I get confused between when to apply L'Hospital Rule and Taylor Series.
Is there any set of trigger points in the questions, that would be easier to solve with Taylor Series?
For Example, If the denominator is in terms of a large power of $x (>3)$, then L'Hospital Rule usually becomes complicated and is not advised.
Edit: Solve
$\lim _{x\to 0}\left(\left(\sin x\right)^{\frac{1}{x}}+\left(\frac{1}{x}\right)^{\sin x}\right)$
The options given are: $0, 1, -1, \infty$
On
A general rule to follow is that we always should try at first to apply the simplest method for any limit. Therefore, when we face with an indeterminate form, I suggest at first to try with:
1. Algebraic manipulation, aimed to eliminate the source of that indetermination, e.g.
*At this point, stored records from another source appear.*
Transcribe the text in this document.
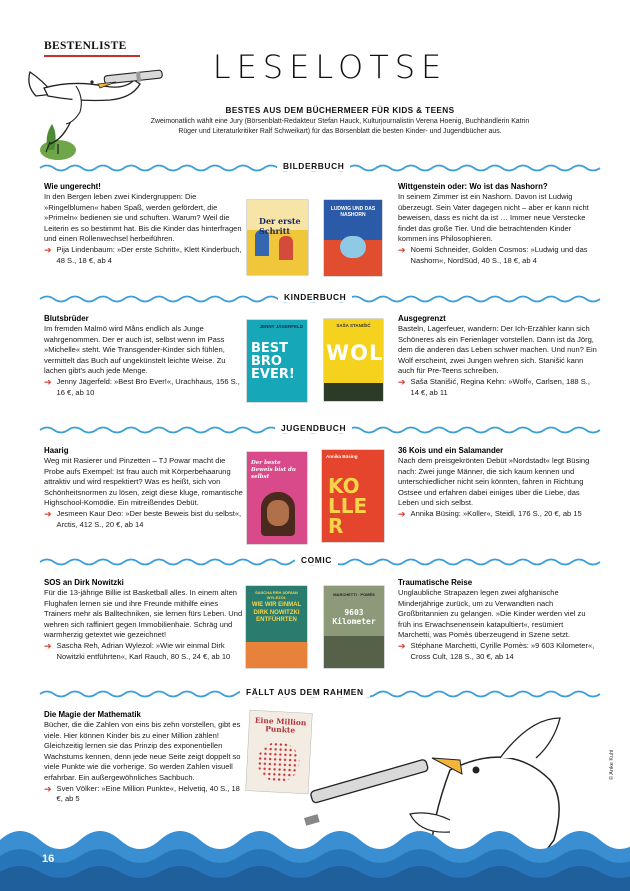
BESTENLISTE
LESELOTSE
BESTES AUS DEM BÜCHERMEER FÜR KIDS & TEENS
Zweimonatlich wählt eine Jury (Börsenblatt-Redakteur Stefan Hauck, Kulturjournalistin Verena Hoenig, Buchhändlerin Katrin Rüger und Literaturkritiker Ralf Schweikart) für das Börsenblatt die besten Kinder- und Jugendbücher aus.
BILDERBUCH
KINDERBUCH
JUGENDBUCH
COMIC
FÄLLT AUS DEM RAHMEN
Wie ungerecht!

In den Bergen leben zwei Kindergruppen: Die »Ringelblumen« haben Spaß, werden gefördert, die »Primeln« bedienen sie und schuften. Warum? Weil die Leiterin es so bestimmt hat. Bis die Kinder das hinterfragen und einen Rollenwechsel herbeiführen.

➔ Pija Lindenbaum: »Der erste Schritt«, Klett Kinderbuch, 48 S., 18 €, ab 4
Wittgenstein oder: Wo ist das Nashorn?

In seinem Zimmer ist ein Nashorn. Davon ist Ludwig überzeugt. Sein Vater dagegen nicht – aber er kann nicht beweisen, dass es nicht da ist … Immer neue Verstecke findet das große Tier. Und die betrachtenden Kinder kommen ins Philosophieren.

➔ Noemi Schneider, Golden Cosmos: »Ludwig und das Nashorn«, NordSüd, 40 S., 18 €, ab 4
Der erste Schritt
LUDWIG UND DAS NASHORN
Blutsbrüder

Im fremden Malmö wird Måns endlich als Junge wahrgenommen. Der er auch ist, selbst wenn im Pass »Michelle« steht. Wie Transgender-Kinder sich fühlen, vermittelt das Buch auf ungekünstelt leichte Weise. Zu lachen gibt's auch jede Menge.

➔ Jenny Jägerfeld: »Best Bro Ever!«, Urachhaus, 156 S., 16 €, ab 10
Ausgegrenzt

Basteln, Lagerfeuer, wandern: Der Ich-Erzähler kann sich Schöneres als ein Ferienlager vorstellen. Dann ist da Jörg, dem die anderen das Leben schwer machen. Und nun? Ein Wolf erscheint, zwei Jungen wehren sich. Stanišić kann auch für Pre-Teens schreiben.

➔ Saša Stanišić, Regina Kehn: »Wolf«, Carlsen, 188 S., 14 €, ab 11
JENNY JÄGERFELD
BEST BRO EVER!
SAŠA STANIŠIĆ
WOLF
Haarig

Weg mit Rasierer und Pinzetten – TJ Powar macht die Probe aufs Exempel: Ist frau auch mit Körperbehaarung attraktiv und wird respektiert? Was es heißt, sich von Schönheitsnormen zu lösen, zeigt diese kluge, romantische Highschool-Komödie. Ein mitreißendes Debüt.

➔ Jesmeen Kaur Deo: »Der beste Beweis bist du selbst«, Arctis, 412 S., 20 €, ab 14
36 Kois und ein Salamander

Nach dem preisgekrönten Debüt »Nordstadt« legt Büsing nach: Zwei junge Männer, die sich kaum kennen und unterschiedlicher nicht sein könnten, fahren in Richtung Ostsee und erfahren dabei einiges über die Liebe, das Leben und sich selbst.

➔ Annika Büsing: »Koller«, Steidl, 176 S., 20 €, ab 15
Der beste Beweis bist du selbst
Annika Büsing
KOLLER
SOS an Dirk Nowitzki

Für die 13-jährige Billie ist Basketball alles. In einem alten Flughafen lernen sie und ihre Freunde mithilfe eines Trainers mehr als Balltechniken, sie lernen fürs Leben. Und wehren sich raffiniert gegen Immobilienhaie. Schräg und warmherzig getextet wie gezeichnet!

➔ Sascha Reh, Adrian Wylezol: »Wie wir einmal Dirk Nowitzki entführten«, Karl Rauch, 80 S., 24 €, ab 10
Traumatische Reise

Unglaubliche Strapazen legen zwei afghanische Minderjährige zurück, um zu Verwandten nach Großbritannien zu gelangen. »Die Kinder werden viel zu früh ins Erwachsenensein katapultiert«, resümiert Marchetti, was Pomès überzeugend in Szene setzt.

➔ Stéphane Marchetti, Cyrille Pomès: »9 603 Kilometer«, Cross Cult, 128 S., 30 €, ab 14
SASCHA REH ADRIAN WYLEZOL
WIE WIR EINMAL DIRK NOWITZKI ENTFÜHRTEN
MARCHETTI · POMÈS
9603 Kilometer
Die Magie der Mathematik

Bücher, die die Zahlen von eins bis zehn vorstellen, gibt es viele. Hier können Kinder bis zu einer Million zählen! Gleichzeitig lernen sie das Prinzip des exponentiellen Wachstums kennen, denn jede neue Seite zeigt doppelt so viele Punkte wie die vorherige. So werden Zahlen visuell erfahrbar. Ein außergewöhnliches Sachbuch.

➔ Sven Völker: »Eine Million Punkte«, Helvetiq, 40 S., 18 €, ab 5
Eine Million Punkte
16
© Anke Kuhl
$$\lim_{x\to 1} \frac{x^2-3x+2}{x^2-1}=\lim_{x\to 1} \frac{(x-1)(x-2)}{(x-1)(x+1)}=\lim_{x\to 1} \frac{x-2}{x+1}=-\frac12$$
2. Standard limits, e.g.
$$x\to 0, \quad \frac{\sin x}x\to 1, \quad \frac{e^x-1}{x}\to 1, \quad x\log x \to 0,\quad \ldots$$
or related results derived from them, see for example: Are all limits solvable without L'Hôpital Rule or Series Expansion.
When we can't solve a limit in an indeterminate form by that basic tools, then we are allowed to use more advanced methods which involve derivatitive concepts and notably l'Hopital rule and Taylor's expansion.
In my opinion, with some special exception and when we are not explicitly requested/forced to use l'Hopital, we always should prefer Taylor's expansion not only because it is a more powerful and effective method but also because it allows us to really understand what is going on and which are the terms which really count in the expression whereas l'Hopital is a blind/black box method which doesn't add any contribution to our knowledge about limits.
Therefore if you know Taylor's expansion, in general, I suggest to proceed always by that.
Edit
The given example is one of the first category that is "solvable by elementary methods".
Notably we have that as $x \to 0^+$ (otherwise the expression in not defined)
$$\left(\sin x\right)^{\frac{1}{x}}+\left(\frac{1}{x}\right)^{\sin x}=\left(\sin x\right)^{\frac{1}{x}}+\frac{1}{x^{\sin x}}\to 0 +1=1$$
Indeed we have that
$\left(\sin x\right)^{\frac{1}{x}}\to 0$ (it is in a not-indeterminate form $0^{\infty}$)
$x^{\sin x}=e^{\sin x \log x}\to e^0=1$
since by standard limits
$$\sin x \log x= \frac{\sin x}x\cdot x\log x\to 1 \cdot 0 =0$$
I should say that most of the time (not to say all the times) Taylor expansions are the keys.
Let me consider your example $$\lim _{x\to 0}\left(\left(\sin(x)\right)^{\frac{1}{x}}+\left(\frac{1}{x}\right)^{\sin(x)}\right)$$
Consider the first term $$a=\left(\sin(x)\right)^{\frac{1}{x}} \implies \log(a)={\frac{1}{x}}\log\left(\sin(x)\right)$$ Now, by Taylor $$\sin(x)=x-\frac{x^3}{6}+O\left(x^5\right)$$ $$\log\left(\sin(x)\right)=\log (x)-\frac{x^2}{6}+O\left(x^4\right)$$ $$\log(a)=\frac{\log (x)}{x}-\frac{x}{6}+O\left(x^3\right)$$ So $\log(a)\to -\infty$ which means thet $a\to 0$.
Now, the second term (using equivalent is faster here) $$b=\left(\frac{1}{x}\right)^{\sin(x)}\implies \log(b)=-\sin(x) \log(x)\sim -x \log(x)\to 0^+$$ which means that $b\to 1^+$ and so $a+b$.